The Decemberists have likely been thinking about size over the past year. In October, the band made its major label debut with “The Crane Wife” (Capitol), an album whose larger-than-usual recording budget nudged the Oregon-based quintet a bit closer to prog rock. This year, the band is playing selected dates with orchestras, the first of them Saturday’s perf at the Hollywood Bowl with the L.A. Phil.
It was, according to the band’s singer and songwriter Colin Meloy, a dream come true. In the past, he told the adoring, nearly sold-out Bowl aud, he spent hours in the studio creating synthetic orchestras by overdubbing a single string player; working with a real orchestra, his songs “now sound like they were meant to.”
And the orchestrations, by Sean O’Loughlin, bring to Meloy’s music the same ornate quality as his lyrics, an equivalent vocabulary and diction that can curlicue and counterpoint the song much as his words do with the melodies. Most impressive was the wide range of coloring the orchestra brought — they touched on almost all the ways rock bands have used strings in the past and brought the band’s prog rock inclinations front and center.
They added heft and roiling energy to “The Infanta,” giving the song’s Technicolor caravan some widescreen sweep, the strings heaving and crashing like Dimitri Tiomkin’s score for “Victory at Sea.” It was especially fun to hear the tympani and cymbals adding their own emphatic punctuation to the end of each line. The delicate modal scale of the strings brought an ornamented exoticism to “Odalisque.” It gave the perf the spooky intensity of a great Gene Pitney song, while the Philip Glass coda added a quiescently darker edge to the already perverse song.
On “I Was Meant for the Stage,” the Decembrists showed they could match a rock band for noisiness — as Meloy and the rest of the band rolled around the stage, slapping and slamming their instruments, the orchestra sawed away, their mad, atonal ostinatos a perfect equivalent. But the showpiece was “The Tain, Parts I-V,” a suite as complex and over the top as anything in the Jethro Tull catalog. Here the orchestra and band found a balance as exquisite as anything performed by Procol Harum, the Moody Blues or Tull.

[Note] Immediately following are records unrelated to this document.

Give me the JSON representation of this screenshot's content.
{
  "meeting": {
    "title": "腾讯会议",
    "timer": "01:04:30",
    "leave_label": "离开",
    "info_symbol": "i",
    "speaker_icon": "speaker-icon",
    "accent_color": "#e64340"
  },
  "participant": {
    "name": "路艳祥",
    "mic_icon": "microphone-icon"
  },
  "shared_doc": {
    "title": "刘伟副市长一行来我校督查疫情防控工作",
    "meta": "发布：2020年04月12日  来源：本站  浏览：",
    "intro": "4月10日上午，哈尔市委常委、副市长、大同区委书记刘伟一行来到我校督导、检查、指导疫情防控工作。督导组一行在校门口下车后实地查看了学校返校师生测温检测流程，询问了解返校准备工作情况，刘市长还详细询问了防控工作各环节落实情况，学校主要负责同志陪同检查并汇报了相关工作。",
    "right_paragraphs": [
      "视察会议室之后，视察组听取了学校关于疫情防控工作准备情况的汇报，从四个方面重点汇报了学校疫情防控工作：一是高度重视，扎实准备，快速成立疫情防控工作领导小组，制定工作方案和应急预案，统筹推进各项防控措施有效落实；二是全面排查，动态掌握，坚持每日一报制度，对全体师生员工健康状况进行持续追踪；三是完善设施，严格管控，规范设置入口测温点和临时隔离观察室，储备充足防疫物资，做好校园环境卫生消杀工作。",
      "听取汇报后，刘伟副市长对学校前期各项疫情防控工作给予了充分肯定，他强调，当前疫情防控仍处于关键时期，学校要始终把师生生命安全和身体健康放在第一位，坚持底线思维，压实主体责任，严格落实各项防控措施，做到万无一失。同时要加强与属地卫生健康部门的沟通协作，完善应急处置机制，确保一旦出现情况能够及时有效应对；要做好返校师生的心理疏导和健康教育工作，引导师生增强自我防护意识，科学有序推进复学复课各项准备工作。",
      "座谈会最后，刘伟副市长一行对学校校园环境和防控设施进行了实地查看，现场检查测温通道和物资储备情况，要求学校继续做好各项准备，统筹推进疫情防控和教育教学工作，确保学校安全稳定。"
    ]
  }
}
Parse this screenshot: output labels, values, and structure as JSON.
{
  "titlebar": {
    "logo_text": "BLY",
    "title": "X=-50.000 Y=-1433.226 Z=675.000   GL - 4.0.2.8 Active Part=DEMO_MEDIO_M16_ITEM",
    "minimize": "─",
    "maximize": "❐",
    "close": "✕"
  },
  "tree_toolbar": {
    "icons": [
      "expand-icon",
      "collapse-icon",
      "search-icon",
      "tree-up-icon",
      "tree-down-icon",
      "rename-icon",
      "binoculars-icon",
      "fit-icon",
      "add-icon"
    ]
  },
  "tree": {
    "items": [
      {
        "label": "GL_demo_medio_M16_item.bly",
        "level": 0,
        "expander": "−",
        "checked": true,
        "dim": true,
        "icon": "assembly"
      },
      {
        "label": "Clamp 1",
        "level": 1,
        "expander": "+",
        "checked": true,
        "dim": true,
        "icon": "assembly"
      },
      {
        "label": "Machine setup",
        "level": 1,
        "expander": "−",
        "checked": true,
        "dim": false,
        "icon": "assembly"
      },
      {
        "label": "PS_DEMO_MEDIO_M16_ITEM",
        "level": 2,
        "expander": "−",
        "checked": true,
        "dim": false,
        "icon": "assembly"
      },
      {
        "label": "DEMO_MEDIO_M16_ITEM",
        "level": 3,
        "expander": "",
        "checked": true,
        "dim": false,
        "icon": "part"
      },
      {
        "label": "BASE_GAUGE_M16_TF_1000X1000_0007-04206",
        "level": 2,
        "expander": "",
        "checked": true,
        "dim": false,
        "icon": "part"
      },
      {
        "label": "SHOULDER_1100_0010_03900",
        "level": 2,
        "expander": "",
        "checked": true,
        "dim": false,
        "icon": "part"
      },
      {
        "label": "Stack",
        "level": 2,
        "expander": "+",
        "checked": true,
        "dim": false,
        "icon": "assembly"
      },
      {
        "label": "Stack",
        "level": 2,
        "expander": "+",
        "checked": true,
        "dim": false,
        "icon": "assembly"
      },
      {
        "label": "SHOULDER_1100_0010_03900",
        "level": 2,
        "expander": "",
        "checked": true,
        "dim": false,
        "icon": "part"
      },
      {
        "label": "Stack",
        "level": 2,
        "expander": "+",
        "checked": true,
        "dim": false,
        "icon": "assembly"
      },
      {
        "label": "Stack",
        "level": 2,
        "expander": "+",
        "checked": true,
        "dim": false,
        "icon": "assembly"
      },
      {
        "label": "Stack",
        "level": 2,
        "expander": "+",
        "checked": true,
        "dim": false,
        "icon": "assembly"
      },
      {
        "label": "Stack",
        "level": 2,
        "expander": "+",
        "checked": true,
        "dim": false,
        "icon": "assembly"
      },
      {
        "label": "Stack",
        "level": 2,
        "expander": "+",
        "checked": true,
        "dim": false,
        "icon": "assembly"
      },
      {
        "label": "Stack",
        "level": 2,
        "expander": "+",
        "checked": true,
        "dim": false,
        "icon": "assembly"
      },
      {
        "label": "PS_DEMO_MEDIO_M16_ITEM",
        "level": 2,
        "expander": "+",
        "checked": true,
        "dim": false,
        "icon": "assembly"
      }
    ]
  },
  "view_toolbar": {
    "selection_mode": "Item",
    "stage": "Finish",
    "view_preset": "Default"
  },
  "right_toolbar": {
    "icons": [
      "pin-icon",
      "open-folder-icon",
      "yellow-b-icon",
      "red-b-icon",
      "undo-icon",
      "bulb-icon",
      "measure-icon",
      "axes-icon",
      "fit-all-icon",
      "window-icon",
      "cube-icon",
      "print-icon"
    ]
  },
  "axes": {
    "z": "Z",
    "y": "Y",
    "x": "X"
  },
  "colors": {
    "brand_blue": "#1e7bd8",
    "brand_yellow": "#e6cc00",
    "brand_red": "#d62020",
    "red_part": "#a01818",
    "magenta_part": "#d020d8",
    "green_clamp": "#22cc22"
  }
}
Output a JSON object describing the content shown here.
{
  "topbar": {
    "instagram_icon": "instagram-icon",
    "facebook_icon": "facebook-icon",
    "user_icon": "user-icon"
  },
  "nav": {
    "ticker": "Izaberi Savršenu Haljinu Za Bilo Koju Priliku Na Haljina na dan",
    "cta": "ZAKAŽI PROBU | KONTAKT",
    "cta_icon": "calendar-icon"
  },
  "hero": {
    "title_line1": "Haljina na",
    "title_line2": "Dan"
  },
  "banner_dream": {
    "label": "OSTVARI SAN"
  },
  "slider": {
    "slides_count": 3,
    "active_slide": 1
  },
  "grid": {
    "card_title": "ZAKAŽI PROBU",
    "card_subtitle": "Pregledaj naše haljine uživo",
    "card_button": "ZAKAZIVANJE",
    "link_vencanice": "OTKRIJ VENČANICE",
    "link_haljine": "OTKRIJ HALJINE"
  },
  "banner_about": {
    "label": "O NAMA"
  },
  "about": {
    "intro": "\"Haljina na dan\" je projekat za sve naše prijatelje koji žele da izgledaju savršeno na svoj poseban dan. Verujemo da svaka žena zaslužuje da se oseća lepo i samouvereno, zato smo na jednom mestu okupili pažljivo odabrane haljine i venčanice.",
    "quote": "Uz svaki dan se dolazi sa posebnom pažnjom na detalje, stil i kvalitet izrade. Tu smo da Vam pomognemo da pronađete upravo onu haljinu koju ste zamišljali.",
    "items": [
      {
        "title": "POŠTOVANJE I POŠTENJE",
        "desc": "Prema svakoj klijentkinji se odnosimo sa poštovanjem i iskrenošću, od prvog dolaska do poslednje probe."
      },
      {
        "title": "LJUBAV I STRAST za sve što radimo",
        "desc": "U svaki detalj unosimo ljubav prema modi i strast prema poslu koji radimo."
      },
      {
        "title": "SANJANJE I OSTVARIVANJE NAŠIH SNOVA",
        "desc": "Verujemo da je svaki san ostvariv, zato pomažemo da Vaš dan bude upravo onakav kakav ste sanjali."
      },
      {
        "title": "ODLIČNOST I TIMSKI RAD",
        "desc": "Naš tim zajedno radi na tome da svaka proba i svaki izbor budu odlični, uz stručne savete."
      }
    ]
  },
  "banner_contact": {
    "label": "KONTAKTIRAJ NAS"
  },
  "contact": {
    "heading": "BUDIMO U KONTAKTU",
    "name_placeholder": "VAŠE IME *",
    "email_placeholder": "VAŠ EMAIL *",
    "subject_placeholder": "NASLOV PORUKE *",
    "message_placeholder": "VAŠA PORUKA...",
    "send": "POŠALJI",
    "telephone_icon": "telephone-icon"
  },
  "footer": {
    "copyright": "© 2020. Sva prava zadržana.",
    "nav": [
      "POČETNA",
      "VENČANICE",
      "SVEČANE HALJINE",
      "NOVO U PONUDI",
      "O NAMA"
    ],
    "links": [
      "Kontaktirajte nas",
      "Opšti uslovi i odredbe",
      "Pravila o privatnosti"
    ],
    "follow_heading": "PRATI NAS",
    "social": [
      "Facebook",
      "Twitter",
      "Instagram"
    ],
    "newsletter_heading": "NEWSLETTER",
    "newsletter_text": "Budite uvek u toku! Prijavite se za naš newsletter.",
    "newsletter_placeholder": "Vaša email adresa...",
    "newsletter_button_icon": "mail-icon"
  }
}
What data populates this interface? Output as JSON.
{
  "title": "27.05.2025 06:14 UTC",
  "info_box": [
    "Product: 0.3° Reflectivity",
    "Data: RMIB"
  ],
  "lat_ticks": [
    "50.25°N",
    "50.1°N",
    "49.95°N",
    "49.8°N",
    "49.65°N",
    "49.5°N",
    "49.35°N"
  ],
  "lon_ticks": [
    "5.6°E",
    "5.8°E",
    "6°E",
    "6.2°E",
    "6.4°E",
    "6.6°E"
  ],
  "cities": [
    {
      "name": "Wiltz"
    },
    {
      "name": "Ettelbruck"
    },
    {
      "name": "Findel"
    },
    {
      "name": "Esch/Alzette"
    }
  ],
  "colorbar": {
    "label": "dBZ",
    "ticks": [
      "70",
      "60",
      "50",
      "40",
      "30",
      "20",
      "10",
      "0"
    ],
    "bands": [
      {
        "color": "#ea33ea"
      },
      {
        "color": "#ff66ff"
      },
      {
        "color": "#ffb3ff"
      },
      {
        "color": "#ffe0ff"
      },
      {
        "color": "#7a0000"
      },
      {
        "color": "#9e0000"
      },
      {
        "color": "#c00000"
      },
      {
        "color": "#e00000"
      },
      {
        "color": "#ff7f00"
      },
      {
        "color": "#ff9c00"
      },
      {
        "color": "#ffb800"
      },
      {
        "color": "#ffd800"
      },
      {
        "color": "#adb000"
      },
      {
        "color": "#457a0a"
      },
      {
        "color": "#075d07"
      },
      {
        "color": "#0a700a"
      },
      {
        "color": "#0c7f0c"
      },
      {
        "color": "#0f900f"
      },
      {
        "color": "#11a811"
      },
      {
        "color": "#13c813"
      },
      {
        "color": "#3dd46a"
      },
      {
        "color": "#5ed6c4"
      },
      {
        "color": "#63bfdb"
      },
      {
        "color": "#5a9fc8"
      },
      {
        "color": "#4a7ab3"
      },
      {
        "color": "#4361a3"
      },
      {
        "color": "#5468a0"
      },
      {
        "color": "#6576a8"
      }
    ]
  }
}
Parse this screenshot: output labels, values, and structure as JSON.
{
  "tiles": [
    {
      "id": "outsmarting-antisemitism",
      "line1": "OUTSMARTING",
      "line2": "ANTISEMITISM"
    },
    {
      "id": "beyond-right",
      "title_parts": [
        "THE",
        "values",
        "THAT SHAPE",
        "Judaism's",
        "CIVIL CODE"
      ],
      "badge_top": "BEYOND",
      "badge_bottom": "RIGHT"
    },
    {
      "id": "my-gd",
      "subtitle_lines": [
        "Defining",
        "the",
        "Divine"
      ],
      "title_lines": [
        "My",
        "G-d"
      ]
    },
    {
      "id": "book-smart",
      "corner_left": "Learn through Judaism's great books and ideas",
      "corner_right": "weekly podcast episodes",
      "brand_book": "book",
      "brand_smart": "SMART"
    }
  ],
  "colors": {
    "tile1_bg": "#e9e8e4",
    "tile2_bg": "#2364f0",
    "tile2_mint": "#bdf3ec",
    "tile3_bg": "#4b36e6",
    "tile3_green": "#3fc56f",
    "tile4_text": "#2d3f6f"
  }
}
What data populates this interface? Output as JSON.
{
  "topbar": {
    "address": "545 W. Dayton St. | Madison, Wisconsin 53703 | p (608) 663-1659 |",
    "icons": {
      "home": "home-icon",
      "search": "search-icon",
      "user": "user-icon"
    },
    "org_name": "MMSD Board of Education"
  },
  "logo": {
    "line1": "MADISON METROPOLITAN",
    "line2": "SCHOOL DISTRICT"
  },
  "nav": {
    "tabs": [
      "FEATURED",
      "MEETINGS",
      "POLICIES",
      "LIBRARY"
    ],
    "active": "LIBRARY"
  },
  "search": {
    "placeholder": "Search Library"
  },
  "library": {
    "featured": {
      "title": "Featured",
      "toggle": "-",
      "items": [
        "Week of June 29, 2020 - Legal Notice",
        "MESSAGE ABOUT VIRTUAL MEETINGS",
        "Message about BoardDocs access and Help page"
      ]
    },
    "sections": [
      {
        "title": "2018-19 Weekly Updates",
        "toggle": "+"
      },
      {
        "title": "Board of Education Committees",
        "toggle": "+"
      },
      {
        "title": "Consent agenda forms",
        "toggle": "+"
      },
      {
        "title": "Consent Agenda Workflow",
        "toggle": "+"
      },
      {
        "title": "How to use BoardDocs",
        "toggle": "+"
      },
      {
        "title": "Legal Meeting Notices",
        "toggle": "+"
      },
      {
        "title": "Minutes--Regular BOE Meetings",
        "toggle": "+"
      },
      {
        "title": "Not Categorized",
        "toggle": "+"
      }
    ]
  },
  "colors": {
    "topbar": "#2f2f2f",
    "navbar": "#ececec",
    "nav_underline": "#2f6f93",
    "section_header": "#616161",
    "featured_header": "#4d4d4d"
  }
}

Only once did the sound approach the “Quinn Martin Moment” that afflicts every rock and orchestra project, when the orchestra pounds away in a ham-fisted, pseudo-jazzy style. But you get the feeling that for the Decemberists, that moment was intentional, as it occurred during “Los Angeles, I’m Yours,” as Meloy ironically counted off his reasons for loving L.A.
The Decemberists, sans orchestra, play Gotham’s Central Park Summerstage on July 16.